Since no limits are specified on the amount of memory you are allowed to use, there is an O(N) solution: initialize an array A of size N to all zero. Look at each element b in the list and mark A[b - M] = 1. Then walk A and return c if A[c] == 0.

Answer 4

@Rulu
Can you elaborate more on point 3. If I am understanding it correctly, then taking the difference between the sum of elements and the expected sum according to the formula would only give the difference between the original element and the element with which it was replaced.

For example, if the numbers are 3,4,5,6,7 (Sum is 25) and let us say I replace 6 with 4 so the new array is 3,4,5,4,7 (Sum is 23). The difference 2 is not the answer we are looking for.

Answer 5

It's absolutely impossible for anyone here to answer your question properly. You're writing this up after the fact in a clear manner.

• perhaps you rambled in your interview or did not express yourself quite as clearly as in this question!
• perhaps you didn't ask the right questions quickly enough
• perhaps you weren't quite as quick on the uptake after being given pointers (or not as quick as your competitors)
• perhaps the interviewer didn't like the fact that you started writing code before thinking through the problem

I have given umpteen interviews where I have felt that the person I am interviewing knows the answer to the question I'm asking. They just can't tell me: they're flustered or jumbled in their thinking. Some people's thought processes clearly run ahead of their mouths and they jump about confusingly. I'll wager a few of them go away and construct perfect answers like yours...

I can't tell you whether you did these things; perhaps your interviewer was being unreasonable. I know I've had interviews which didn't go so well for what I felt was no fault of my own. But at the moment, I find myself thinking things like:

• could I put this person in front of a user?
• is (s)he joining the dots of this quickly enough?
• have they just waded right in without thinking it through?
• how do they compare to the person I saw an hour ago?

Answer 6

O(nlogn) Solution Using B trees:..

Assuming we construct a binary tree as the array is made too ...since the complexity to construct an bin tree is O(n). Another assumption is that any element equalor lesser than is placed to the left of the binary tree.

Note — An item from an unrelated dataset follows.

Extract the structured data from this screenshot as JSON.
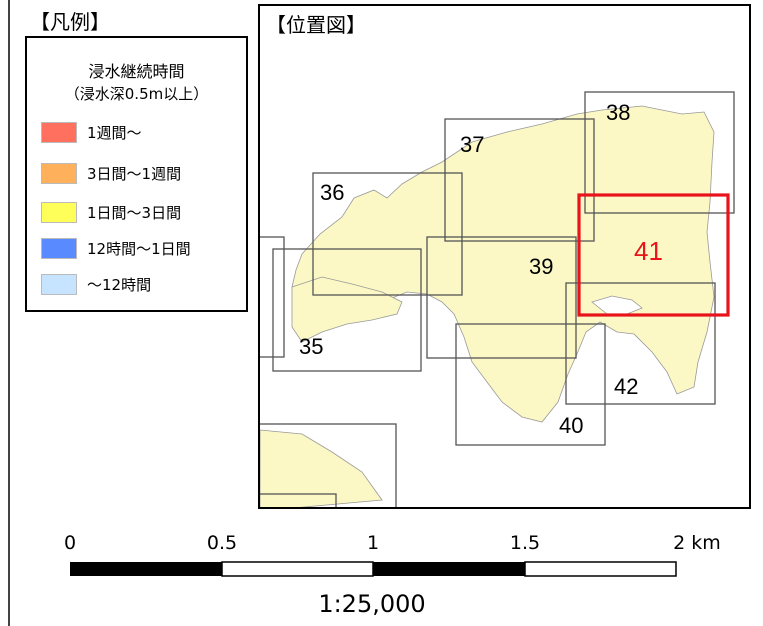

Here we check each element in the array for its left node to be the same as the parent node for each subtree. To traverse the tree takes a time of O(logn). We try to find a duplicate for each of the n elements. Hence overall time is O(nlogn).

O(n) Solution using B trees and recursion:

We can construct a btree like mentioned above and using the same assumptions. Check for each left child to be same as parent . Do the same with both children . The stopping condition for the recursion is if child is NULL. Hence each node is checked once . So the total time taken is O(n).